Jesus, Rafferty, what were you thinking?
He moved away from her, jerking his pants up and fumbling with the zipper. Mari watched him, a cold, hard lump of dread settling in her stomach. It occurred to her belatedly that this was what was wrong with wild, hot, mind-numbing sex. Afterward, when the novocaine of arousal faded, you were left with whatever pains and problems were there to begin with. Rafferty didn’t want her on his precious mountain. He couldn’t look at her without seeing Lucy and Bryce and everyone else who was trying to take his homeland away from him.
She sighed and reached for the multicolored ball of fabric that was her shirt. Untangling the sleeves, she pulled T-shirt and sweatshirt over her head together, then shook her hair and tried to comb her fingers through it to dislodge the debris.
“Well, it was fun while it lasted,” she said dryly.

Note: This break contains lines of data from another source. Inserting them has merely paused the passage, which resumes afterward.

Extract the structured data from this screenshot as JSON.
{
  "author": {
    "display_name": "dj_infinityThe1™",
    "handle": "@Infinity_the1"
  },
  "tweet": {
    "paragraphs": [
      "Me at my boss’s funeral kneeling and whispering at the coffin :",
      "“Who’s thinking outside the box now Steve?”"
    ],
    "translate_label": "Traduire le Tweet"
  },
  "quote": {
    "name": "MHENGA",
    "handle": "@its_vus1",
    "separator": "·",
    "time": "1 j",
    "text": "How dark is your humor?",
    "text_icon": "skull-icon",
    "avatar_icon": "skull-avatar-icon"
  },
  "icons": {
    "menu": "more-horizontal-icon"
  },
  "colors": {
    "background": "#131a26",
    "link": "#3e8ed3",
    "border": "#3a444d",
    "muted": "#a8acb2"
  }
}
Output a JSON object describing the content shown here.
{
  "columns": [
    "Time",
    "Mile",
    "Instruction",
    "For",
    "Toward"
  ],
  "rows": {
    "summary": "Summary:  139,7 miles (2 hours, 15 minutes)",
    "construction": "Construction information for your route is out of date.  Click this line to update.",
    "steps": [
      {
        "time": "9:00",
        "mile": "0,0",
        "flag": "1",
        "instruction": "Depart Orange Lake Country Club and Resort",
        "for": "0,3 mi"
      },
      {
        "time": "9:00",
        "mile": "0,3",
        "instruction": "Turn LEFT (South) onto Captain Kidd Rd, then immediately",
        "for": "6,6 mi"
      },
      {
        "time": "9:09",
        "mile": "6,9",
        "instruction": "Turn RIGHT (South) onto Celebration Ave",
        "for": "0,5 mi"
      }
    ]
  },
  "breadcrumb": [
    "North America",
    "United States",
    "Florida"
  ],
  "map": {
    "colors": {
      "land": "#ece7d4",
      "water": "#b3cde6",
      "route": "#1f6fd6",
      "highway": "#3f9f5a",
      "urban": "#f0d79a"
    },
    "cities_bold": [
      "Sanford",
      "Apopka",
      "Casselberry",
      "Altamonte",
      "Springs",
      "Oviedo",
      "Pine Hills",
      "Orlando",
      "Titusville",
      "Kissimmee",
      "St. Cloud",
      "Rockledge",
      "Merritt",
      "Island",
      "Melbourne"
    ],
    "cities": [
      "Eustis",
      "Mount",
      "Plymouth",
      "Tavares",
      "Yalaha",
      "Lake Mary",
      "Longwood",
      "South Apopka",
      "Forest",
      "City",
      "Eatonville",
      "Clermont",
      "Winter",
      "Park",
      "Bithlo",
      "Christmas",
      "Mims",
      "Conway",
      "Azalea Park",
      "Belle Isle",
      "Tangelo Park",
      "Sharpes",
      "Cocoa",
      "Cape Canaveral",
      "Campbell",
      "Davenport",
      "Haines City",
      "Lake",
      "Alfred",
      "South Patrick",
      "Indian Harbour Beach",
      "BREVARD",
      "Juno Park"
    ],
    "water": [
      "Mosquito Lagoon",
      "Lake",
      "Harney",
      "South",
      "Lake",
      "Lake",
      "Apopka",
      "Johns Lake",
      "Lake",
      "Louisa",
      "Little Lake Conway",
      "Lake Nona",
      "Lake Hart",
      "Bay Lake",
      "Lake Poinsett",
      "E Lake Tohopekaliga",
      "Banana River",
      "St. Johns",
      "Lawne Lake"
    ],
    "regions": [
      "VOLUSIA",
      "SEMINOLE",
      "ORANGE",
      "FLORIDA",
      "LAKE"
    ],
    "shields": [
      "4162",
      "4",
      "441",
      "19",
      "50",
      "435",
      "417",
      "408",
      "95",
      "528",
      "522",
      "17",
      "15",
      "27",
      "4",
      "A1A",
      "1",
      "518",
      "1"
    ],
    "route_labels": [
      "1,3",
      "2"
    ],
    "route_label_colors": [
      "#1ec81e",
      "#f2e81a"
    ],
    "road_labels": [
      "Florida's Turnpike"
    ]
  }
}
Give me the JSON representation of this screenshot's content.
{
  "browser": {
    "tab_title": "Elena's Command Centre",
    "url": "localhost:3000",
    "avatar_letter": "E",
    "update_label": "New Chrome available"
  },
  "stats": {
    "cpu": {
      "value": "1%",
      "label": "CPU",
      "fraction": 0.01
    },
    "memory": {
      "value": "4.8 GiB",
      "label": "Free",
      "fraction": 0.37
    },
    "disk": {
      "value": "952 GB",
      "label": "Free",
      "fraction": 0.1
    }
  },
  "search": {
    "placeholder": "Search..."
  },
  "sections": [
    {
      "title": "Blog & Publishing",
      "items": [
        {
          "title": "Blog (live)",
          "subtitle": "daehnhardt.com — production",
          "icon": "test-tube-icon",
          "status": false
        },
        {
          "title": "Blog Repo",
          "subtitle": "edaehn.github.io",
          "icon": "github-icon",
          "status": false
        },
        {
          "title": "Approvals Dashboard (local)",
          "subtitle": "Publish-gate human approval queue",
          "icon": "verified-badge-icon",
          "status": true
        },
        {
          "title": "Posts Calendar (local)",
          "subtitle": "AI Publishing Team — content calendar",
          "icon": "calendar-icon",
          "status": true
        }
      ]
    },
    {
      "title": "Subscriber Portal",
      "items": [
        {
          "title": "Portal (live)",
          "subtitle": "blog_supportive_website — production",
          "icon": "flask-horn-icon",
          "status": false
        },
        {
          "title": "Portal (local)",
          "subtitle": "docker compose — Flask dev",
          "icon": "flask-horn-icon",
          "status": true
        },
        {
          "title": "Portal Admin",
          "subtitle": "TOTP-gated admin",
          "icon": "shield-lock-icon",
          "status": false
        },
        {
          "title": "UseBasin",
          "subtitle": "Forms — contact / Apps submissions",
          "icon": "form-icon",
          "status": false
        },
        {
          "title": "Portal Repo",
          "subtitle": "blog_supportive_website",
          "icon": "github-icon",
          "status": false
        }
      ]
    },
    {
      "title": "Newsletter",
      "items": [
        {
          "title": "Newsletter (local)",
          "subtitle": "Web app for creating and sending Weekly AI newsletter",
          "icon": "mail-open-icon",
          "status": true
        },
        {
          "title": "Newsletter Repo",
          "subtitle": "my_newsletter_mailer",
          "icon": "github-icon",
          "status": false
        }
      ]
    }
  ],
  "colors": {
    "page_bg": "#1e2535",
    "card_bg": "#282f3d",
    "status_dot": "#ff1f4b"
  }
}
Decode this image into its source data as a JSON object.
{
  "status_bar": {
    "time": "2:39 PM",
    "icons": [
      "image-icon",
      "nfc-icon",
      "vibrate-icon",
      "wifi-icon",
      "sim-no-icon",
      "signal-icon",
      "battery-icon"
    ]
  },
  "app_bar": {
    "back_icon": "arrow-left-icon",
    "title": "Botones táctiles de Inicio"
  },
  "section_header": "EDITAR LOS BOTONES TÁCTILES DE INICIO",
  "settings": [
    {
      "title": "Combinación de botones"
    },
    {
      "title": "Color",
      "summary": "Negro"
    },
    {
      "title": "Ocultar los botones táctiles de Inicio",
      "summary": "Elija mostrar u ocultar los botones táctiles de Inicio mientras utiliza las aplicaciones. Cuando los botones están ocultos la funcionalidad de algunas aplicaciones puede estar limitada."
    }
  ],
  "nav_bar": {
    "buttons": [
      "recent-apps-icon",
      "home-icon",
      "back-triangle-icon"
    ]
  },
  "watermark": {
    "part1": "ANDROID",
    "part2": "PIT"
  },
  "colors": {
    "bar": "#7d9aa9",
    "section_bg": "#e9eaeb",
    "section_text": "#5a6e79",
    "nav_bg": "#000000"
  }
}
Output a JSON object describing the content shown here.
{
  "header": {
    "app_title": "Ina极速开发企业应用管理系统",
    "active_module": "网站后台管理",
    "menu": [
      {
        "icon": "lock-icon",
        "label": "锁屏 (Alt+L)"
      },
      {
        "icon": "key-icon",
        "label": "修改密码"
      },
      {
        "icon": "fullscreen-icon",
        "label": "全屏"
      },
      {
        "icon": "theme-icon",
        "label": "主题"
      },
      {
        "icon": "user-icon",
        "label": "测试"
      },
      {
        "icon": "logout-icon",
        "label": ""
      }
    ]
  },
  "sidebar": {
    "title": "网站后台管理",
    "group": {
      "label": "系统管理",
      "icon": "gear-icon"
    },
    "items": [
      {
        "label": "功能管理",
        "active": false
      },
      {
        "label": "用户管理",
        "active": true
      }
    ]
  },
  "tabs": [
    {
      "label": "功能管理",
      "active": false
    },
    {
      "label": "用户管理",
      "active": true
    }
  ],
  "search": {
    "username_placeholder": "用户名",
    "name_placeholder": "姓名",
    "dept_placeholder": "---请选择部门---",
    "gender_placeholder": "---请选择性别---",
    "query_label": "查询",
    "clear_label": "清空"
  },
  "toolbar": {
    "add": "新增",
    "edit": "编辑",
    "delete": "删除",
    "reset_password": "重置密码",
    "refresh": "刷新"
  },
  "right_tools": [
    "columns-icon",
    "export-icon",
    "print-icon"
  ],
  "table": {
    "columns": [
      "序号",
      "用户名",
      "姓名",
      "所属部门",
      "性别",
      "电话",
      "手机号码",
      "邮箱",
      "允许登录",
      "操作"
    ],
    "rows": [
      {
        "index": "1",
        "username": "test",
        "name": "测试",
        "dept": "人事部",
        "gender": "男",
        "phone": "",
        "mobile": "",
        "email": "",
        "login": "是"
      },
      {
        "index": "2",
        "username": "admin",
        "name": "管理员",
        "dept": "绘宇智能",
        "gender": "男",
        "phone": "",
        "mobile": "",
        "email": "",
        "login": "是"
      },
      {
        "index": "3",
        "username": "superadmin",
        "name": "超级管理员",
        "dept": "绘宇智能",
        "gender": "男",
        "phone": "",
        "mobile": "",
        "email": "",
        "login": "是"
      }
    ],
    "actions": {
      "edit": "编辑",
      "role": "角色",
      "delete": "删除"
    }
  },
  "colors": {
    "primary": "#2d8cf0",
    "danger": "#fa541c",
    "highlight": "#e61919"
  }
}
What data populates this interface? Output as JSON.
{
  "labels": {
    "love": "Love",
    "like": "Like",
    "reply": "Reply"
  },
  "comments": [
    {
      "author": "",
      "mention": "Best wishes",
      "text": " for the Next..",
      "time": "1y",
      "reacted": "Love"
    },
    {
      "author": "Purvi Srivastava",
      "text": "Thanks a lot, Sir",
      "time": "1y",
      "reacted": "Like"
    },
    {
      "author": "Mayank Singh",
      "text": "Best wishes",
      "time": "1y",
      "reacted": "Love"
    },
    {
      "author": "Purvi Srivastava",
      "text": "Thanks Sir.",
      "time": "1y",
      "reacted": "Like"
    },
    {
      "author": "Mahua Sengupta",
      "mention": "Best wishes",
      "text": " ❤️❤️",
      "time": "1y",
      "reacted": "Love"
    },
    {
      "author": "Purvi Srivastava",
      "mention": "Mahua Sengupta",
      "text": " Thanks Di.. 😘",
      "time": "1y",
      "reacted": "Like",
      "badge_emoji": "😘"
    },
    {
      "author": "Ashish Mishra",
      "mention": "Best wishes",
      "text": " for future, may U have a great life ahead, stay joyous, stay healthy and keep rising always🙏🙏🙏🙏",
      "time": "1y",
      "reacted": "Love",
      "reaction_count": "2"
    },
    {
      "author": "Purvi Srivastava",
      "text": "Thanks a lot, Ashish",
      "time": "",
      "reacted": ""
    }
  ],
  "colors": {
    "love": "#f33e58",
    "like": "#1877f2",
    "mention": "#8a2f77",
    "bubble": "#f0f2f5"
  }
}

J.D. shot her a look as he shrugged into his shirt. She was trying to be tough. She was trying to be as nonchalant about this as Lucy would have been. But she didn’t look tough or unconcerned. She looked fragile. As if she needed holding. God knew he wasn’t the man to offer comfort or reassurance. He shouldn’t have wanted anything more between them than animosity. That was safest. That was best.
Their gazes caught. Her eyes were clear and huge, like blue glass jewels set deep beneath her dark brows. Her mouth was a soft, vulnerable bow, her lips swollen from his kisses. Possessiveness surged through him. He couldn’t seem to stop it. He reached for her, pulled her into his embrace, his gaze locked on hers.
“If you think this is over, you’d better think again, Mary Lee.”
Mari blinked at him, breathless at the prospects his words opened up. “We’re not finished?”
“Not by a long shot.” He bent his head and nuzzled her cheek, nipped her throat, her earlobe. He stroked a hand down her back to her bare bottom. His fingers cupped and kneaded the ripe swell of one buttock. He pulled her snug against him and growled low in his throat as arousal tightened again in his groin. “Hell, we just barely took the edge off.”